ご本人曰く「生まれて初めて、進むために描いた漫画」ということですが、物語に出てくるどの依頼者も死者との間にあった後悔や未練を自分が先に進むために昇華しており、読んでいる側も前向きになることができます。
死んだ父と残された娘の思い、
友人の突然の死に言えなかった思いを抱く青年など。
どの物語も、切ないながらも前向きになれます。
依頼者ごとにオムニバス形式で物語が進んでいきますが、1巻の後半から柊夜が何故「夜」として「聴き屋」を営むことになったかが描かれます。
キッカケは、葬儀がない日に依頼をしてくる「常連」神さんとの 夜でした。
神さんは「きみが全部忘れてくれるから話しやすい」と言います。
確かに見知った人には言えなくても、赤の他人、しかも朝には忘れてしまう人が相手なら話しやすいでしょう。
自分ひとりで抱えられない思いを、吐き出せたのならどれだけ楽になるか。
きっと神さんも初回はそれで救われたのかもしれません。
しかし、彼はリピーター。
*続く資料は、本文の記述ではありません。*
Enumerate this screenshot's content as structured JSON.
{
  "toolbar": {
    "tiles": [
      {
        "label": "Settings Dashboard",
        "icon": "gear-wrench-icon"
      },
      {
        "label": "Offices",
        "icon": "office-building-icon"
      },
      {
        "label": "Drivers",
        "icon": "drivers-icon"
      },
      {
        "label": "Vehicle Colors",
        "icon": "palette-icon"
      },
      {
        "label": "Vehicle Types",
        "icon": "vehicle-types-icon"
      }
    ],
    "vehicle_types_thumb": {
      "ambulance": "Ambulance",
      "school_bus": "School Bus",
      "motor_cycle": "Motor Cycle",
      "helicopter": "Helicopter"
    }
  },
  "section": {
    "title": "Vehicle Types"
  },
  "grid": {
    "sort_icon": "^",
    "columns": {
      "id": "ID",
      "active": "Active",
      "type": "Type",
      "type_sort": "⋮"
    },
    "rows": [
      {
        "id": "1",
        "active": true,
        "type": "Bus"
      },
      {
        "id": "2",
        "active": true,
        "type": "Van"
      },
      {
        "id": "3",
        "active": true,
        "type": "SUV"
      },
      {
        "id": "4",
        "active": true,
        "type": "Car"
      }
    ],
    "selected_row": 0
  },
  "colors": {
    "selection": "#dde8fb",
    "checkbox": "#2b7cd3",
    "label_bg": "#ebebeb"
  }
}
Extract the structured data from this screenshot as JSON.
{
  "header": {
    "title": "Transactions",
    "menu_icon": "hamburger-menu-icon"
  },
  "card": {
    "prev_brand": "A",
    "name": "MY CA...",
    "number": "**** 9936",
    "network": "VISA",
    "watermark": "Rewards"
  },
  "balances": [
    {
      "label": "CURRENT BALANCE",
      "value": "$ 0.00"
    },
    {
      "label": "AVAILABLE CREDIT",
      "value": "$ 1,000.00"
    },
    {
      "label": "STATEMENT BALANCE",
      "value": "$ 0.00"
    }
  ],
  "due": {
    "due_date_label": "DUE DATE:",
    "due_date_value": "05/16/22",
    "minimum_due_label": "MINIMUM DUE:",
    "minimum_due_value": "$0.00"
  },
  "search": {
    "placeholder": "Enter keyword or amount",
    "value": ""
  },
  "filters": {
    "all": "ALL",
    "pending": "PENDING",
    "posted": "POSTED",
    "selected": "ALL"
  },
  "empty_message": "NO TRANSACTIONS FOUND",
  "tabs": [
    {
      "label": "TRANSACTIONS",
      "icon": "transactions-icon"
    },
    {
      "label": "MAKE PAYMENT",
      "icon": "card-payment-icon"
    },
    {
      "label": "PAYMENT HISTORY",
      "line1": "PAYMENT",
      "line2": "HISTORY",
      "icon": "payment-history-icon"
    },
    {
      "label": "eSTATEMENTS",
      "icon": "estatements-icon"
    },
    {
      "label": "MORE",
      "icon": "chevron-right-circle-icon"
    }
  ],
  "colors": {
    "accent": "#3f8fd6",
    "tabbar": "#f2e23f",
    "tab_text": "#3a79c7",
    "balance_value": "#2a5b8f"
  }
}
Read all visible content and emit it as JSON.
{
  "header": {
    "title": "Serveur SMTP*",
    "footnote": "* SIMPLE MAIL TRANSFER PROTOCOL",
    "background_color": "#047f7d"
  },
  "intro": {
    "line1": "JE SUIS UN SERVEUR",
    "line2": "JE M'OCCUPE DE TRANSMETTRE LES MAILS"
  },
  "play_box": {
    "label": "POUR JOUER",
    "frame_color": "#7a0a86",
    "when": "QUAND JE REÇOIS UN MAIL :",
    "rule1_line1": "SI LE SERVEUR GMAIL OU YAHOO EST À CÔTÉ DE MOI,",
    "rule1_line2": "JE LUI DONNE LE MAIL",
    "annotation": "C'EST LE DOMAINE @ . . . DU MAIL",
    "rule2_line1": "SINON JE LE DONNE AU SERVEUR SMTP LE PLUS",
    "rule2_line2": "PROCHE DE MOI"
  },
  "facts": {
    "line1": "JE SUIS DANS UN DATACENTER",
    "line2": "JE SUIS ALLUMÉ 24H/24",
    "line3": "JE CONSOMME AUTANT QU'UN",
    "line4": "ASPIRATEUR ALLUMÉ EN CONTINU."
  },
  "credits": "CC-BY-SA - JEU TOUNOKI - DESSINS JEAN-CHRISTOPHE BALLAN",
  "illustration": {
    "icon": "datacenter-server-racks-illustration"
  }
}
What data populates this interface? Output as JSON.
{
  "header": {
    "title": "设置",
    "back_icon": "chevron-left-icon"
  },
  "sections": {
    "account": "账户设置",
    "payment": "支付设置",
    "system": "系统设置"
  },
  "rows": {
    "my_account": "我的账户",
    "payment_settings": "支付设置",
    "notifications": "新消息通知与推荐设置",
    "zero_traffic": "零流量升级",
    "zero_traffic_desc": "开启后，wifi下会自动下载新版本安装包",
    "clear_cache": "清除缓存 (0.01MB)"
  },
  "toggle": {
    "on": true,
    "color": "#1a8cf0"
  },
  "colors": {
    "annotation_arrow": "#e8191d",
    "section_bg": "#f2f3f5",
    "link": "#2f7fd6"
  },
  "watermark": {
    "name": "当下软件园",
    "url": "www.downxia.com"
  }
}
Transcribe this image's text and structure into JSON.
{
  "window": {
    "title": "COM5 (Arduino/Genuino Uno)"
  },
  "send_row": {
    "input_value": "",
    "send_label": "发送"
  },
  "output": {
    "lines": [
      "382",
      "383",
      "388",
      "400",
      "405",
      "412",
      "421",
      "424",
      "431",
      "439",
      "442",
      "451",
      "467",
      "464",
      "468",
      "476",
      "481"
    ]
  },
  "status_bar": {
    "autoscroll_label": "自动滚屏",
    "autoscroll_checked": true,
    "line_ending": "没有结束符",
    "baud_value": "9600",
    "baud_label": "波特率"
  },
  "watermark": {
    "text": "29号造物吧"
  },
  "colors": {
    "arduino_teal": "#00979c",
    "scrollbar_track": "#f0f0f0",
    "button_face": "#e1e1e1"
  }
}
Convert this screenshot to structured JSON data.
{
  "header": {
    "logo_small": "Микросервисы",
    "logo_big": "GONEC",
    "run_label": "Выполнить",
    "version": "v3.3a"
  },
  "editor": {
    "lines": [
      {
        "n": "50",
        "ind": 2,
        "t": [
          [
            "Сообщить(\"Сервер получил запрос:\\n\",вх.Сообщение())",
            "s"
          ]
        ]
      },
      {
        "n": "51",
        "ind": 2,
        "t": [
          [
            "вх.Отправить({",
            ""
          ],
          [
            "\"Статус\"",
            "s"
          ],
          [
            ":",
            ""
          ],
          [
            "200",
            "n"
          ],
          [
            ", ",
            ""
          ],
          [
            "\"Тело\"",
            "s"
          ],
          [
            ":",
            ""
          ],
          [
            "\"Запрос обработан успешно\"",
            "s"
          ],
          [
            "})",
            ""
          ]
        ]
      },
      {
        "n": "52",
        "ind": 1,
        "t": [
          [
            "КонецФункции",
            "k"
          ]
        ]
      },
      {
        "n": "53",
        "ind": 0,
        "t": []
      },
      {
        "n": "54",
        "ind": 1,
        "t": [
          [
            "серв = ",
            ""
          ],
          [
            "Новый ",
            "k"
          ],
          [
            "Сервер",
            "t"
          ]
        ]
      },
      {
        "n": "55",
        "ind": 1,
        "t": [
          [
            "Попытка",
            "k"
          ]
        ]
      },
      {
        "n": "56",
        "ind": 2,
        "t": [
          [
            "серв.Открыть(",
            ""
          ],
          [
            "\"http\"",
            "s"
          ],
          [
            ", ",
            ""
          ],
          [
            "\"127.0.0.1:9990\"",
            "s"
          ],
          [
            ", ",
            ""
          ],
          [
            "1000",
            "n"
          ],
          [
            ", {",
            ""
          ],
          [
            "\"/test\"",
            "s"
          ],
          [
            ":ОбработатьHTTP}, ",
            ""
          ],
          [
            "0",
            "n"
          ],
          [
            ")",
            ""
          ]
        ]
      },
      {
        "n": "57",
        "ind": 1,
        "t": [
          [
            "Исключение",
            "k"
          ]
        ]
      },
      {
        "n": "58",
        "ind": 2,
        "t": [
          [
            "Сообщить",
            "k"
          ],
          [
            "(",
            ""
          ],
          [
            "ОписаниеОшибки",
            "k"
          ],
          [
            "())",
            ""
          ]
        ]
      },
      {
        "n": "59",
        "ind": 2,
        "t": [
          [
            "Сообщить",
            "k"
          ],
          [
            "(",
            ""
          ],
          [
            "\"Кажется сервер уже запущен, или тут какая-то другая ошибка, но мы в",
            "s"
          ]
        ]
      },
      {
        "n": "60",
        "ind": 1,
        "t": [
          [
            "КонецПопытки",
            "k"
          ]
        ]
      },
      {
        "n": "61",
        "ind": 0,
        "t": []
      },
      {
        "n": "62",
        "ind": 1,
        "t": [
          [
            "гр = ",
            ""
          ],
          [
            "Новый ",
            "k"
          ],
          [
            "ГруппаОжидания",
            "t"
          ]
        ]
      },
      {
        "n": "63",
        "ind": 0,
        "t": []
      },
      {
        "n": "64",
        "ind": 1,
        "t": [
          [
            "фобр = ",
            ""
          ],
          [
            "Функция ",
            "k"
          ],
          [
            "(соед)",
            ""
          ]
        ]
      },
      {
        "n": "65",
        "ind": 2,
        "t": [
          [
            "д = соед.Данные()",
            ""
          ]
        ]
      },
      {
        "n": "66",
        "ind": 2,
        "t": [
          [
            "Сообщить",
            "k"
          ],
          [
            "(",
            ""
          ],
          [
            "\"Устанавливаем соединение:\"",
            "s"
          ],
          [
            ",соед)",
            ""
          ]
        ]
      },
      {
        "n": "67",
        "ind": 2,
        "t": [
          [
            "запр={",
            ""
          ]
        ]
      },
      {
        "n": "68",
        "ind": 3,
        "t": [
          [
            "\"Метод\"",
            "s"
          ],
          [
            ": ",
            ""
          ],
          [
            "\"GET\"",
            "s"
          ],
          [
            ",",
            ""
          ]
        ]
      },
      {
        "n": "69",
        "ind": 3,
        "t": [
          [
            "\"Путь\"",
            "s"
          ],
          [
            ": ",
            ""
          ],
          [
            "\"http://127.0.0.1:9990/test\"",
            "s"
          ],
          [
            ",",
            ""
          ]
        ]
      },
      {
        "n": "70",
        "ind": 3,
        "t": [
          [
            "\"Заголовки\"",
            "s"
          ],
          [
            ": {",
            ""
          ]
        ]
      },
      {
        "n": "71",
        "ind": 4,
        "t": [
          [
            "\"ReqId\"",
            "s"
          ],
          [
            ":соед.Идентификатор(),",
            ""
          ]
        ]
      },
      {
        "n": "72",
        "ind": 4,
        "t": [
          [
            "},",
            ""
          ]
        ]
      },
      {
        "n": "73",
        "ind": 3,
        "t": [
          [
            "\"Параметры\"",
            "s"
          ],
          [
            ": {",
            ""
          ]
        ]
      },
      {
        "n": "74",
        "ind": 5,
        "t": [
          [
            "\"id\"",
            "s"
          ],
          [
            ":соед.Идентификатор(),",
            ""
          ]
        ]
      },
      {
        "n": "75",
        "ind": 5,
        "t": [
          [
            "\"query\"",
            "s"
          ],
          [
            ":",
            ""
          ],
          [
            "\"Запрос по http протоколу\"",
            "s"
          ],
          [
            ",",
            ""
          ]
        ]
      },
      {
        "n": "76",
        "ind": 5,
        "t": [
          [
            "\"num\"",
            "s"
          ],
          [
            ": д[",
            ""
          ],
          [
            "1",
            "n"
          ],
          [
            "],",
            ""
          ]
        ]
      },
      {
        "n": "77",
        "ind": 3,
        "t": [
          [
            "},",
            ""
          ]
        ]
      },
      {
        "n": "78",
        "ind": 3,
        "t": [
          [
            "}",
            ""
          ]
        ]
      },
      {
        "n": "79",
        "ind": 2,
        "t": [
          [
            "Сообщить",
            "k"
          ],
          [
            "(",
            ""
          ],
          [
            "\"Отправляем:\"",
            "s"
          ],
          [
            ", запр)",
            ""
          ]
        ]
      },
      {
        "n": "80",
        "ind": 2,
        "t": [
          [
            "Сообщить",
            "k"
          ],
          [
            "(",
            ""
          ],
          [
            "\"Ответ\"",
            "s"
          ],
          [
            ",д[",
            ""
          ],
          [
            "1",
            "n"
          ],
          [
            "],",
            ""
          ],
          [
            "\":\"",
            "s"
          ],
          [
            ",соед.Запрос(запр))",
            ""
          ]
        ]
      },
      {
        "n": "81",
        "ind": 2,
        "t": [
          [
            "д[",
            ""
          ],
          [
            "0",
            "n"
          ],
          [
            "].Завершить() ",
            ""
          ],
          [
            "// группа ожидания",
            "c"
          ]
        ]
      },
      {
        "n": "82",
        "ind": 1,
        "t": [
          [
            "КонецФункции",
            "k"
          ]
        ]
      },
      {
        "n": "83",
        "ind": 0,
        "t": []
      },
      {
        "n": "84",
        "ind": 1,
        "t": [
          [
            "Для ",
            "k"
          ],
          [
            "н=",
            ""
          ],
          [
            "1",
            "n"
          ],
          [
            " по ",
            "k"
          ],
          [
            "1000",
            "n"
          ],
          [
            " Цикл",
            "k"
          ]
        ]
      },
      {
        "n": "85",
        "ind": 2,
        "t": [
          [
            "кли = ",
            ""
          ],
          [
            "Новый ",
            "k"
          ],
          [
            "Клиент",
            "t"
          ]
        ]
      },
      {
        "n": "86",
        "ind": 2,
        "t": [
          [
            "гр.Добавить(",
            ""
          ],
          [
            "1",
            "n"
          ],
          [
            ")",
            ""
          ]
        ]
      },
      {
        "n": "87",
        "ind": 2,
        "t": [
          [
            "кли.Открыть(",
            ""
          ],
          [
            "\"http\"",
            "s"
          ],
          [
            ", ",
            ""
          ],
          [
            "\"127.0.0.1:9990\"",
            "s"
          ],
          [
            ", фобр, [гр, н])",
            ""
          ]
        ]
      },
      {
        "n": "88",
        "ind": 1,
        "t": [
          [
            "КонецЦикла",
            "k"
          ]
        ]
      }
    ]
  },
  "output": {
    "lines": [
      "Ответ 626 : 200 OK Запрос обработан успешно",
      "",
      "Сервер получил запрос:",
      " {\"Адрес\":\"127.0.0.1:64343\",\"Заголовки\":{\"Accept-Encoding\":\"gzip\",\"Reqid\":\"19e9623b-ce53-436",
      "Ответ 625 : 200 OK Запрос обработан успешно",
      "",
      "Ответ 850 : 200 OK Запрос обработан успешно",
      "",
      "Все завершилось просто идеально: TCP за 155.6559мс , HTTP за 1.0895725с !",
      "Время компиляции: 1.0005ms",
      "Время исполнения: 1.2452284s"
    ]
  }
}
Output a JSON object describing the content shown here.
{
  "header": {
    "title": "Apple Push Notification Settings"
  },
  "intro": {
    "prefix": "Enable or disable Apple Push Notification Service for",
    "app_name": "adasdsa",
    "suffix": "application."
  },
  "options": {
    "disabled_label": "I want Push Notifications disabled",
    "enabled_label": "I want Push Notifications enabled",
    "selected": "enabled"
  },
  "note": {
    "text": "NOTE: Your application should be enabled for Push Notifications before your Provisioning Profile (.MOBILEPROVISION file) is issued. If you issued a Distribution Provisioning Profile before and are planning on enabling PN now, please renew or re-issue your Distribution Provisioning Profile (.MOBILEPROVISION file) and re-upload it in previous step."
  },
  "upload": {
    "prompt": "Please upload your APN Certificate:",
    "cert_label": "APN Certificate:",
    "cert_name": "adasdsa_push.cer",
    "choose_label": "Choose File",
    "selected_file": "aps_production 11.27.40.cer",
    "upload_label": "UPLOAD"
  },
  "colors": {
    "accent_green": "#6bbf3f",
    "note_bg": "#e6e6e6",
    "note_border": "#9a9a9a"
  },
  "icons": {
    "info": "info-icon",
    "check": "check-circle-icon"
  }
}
自分の話を聴いてもらうのではなく「きみの話を聴かせてくれ」と頼むのです。
そして最後にこう言うのです。
「自分より凄惨な別れを聴くと救われるから」
全体的に摩訶不思議でほろりと泣ける心温まる物語かと思いきや、自分の隠している確信をついてくるこのセリフにハっとしました。
残酷な一言ですが、世の中には自分より不幸な話を聴く事で自分はまだマシだ。と思うことはあります。
とてもエゴイスティックなことですが、それで救われる人がいるのも事実です。
柊夜に一体何が起きたのか。
彼が夜を思い出せる日は来るのか!?
不定期連載なのでスローペースでの刊行になるとのことですが、楽しみに次巻を待ちます!!